Interiority is presence to oneself, separateness, and the subject’s intimate, inner “at home” place. To assume himself as such, the subject must be separated from the other and receives his existence from this separation. Protected in the secrecy of his inner dwelling, the subject thus necessarily transcends himself to welcome the other. It is from inhabiting his own inner sphere that the subject can remain in the world, experience his spatial anchoring, establish places, build a house to access the experience of being at home in the world, as well as the experience of hospitality. Inhabiting physical space is grounded in the interior abode.

This inner dwelling is a place where movements for the establishment and renewal of its borders, the protection of its sovereignty and its autonomy are constant. It is permanently active to avoid the pitfall of withdrawing into itself, self-confinement and drifting towards self-alienation. Withdrawing into oneself alienate one’s capacity to welcome the other.

In its effort to transcend itself and open itself to the other, however, the inner dwelling must escape the risks of being overwhelmed by the assignments imposed by the other, of being expelled from itself and handed over to the other without recourse. These vacillations, recaptures, and restorations of the subject’s sovereignty in the secrecy of his interiority and the intimate temporality that unfolds there throughout the subject’s life, underline the openness and nomadism simultaneously inscribed in each one’s original chez soi and its dual dynamics. On one hand, the chez-soi hopes to be anchored both in the interior home and in the physical house, located “in the world”. On the other hand, it aspires to open to the other and experience shared journeys, hospitality, and encounter.

The ontological scope of the continuum between the interior dwelling and dwelling in the world opens the perspective of a subject who, to inhabit, must establish his concrete home-chez soi in the hope of making it, through active appropriation, constitutive of himself.
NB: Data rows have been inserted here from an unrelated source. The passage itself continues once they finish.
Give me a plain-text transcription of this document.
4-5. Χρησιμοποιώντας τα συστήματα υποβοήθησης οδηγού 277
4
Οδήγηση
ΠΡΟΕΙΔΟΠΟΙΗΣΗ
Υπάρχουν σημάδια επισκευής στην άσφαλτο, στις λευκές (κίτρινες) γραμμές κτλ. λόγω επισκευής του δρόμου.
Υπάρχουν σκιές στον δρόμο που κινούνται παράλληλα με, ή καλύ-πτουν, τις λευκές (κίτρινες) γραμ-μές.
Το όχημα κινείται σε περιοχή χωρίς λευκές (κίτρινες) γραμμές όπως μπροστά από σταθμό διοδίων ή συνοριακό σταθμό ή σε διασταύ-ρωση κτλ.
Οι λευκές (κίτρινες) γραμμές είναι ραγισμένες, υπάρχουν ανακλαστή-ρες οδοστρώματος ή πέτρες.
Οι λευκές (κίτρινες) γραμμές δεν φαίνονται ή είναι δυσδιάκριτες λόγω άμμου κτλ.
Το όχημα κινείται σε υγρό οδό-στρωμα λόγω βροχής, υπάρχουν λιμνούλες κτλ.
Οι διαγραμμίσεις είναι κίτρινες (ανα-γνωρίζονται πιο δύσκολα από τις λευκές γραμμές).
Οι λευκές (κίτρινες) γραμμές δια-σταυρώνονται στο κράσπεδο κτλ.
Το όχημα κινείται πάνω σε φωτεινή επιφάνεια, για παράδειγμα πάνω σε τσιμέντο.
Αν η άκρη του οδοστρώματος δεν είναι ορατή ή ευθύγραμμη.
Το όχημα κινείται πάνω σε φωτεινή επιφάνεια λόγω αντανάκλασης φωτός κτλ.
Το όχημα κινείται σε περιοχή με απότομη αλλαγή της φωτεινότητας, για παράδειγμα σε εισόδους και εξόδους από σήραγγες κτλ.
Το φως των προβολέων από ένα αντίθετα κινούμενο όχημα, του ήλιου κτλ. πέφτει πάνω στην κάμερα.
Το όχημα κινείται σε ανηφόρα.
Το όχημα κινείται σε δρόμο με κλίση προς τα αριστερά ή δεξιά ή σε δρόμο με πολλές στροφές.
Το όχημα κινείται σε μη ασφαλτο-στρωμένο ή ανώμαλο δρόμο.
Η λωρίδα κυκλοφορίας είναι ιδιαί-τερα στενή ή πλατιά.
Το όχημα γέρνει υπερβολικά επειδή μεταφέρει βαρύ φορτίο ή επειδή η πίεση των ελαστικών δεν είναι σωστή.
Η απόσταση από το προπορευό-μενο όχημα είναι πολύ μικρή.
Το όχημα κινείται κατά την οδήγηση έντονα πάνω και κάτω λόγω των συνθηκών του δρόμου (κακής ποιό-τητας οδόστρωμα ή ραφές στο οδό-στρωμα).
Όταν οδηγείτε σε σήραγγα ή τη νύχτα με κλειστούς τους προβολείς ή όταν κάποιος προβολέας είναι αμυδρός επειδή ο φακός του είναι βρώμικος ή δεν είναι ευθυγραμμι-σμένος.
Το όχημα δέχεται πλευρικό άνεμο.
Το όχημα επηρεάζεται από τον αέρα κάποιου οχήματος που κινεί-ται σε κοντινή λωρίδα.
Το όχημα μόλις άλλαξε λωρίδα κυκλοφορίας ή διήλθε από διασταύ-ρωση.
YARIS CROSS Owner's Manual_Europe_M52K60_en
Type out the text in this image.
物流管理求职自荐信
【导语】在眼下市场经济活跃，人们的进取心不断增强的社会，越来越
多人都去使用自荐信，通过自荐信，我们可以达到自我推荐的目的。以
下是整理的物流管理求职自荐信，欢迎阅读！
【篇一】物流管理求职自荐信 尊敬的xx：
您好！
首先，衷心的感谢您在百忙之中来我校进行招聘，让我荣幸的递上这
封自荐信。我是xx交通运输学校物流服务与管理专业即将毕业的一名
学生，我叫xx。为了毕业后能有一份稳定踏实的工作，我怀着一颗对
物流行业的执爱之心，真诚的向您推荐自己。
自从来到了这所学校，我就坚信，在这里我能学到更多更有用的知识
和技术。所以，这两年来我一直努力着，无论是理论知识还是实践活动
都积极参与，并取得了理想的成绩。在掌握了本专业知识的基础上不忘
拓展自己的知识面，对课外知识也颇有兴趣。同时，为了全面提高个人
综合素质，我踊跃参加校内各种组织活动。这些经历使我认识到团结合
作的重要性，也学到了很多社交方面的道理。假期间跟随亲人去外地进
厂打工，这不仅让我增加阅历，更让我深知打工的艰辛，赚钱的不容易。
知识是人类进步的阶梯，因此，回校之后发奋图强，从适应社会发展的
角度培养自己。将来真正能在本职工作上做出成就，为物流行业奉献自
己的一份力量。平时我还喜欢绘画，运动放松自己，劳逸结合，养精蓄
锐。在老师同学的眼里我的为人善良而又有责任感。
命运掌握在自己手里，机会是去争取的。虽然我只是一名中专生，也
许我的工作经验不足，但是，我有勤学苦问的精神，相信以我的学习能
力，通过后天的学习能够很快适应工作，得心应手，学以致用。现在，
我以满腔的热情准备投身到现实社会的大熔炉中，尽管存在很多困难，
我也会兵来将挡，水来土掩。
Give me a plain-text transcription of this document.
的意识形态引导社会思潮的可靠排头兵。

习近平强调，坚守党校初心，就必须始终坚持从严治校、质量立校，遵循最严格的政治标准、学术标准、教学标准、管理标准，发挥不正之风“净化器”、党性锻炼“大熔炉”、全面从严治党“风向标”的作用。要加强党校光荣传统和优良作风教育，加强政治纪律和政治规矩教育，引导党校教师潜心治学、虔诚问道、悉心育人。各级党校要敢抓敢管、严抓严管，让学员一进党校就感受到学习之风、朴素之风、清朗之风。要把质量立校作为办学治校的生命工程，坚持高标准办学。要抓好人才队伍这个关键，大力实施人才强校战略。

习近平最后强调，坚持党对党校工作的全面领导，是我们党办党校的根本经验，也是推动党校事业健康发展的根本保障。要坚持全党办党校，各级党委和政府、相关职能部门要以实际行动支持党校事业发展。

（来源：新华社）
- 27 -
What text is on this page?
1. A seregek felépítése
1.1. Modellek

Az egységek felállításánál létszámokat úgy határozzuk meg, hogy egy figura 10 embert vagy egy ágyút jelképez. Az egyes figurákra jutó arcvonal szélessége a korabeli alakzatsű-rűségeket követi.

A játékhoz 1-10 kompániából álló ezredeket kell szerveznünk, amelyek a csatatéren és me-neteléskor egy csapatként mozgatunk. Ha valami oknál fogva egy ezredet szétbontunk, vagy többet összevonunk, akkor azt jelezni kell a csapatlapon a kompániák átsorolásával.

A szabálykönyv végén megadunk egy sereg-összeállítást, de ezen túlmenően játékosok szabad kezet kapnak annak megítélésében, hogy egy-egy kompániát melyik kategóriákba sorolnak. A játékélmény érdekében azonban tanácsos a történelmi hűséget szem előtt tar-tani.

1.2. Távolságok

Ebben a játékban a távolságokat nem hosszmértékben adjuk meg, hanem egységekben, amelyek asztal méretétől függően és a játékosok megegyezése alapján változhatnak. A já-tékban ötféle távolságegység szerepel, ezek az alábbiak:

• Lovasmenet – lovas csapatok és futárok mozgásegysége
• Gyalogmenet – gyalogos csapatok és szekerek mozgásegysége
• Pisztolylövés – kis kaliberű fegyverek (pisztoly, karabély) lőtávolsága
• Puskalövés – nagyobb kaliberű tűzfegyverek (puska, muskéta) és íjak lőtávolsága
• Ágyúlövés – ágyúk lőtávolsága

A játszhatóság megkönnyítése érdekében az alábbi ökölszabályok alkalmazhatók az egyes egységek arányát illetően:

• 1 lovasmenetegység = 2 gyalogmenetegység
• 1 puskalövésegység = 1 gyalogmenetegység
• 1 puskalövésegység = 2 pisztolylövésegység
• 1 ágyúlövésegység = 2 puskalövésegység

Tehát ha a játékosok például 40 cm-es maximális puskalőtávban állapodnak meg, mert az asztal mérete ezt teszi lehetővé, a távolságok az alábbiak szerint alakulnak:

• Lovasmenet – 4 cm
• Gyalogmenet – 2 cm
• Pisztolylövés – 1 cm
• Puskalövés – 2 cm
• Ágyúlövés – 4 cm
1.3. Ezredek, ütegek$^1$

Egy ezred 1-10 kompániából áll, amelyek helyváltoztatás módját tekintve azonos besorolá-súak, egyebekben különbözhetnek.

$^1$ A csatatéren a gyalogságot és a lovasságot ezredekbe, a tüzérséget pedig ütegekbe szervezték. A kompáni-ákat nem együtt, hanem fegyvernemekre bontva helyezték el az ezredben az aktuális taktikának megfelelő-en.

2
The resonance of the appropriation gestures on the inhabitant himself results in a heightened dwelling awareness which, when the test of reality imposes it, will support his capacity to dwell elsewhere and to renew the actions and gestures which make and remake, through time, his dwelling.

Founded on the continuity between one’s interior abode and the home in the world, the sense of home-chez soi is thus the awareness of the constant effort to protect one’s interiority and one’s secret, as much as that of transcending their vacillations in order to open to the other.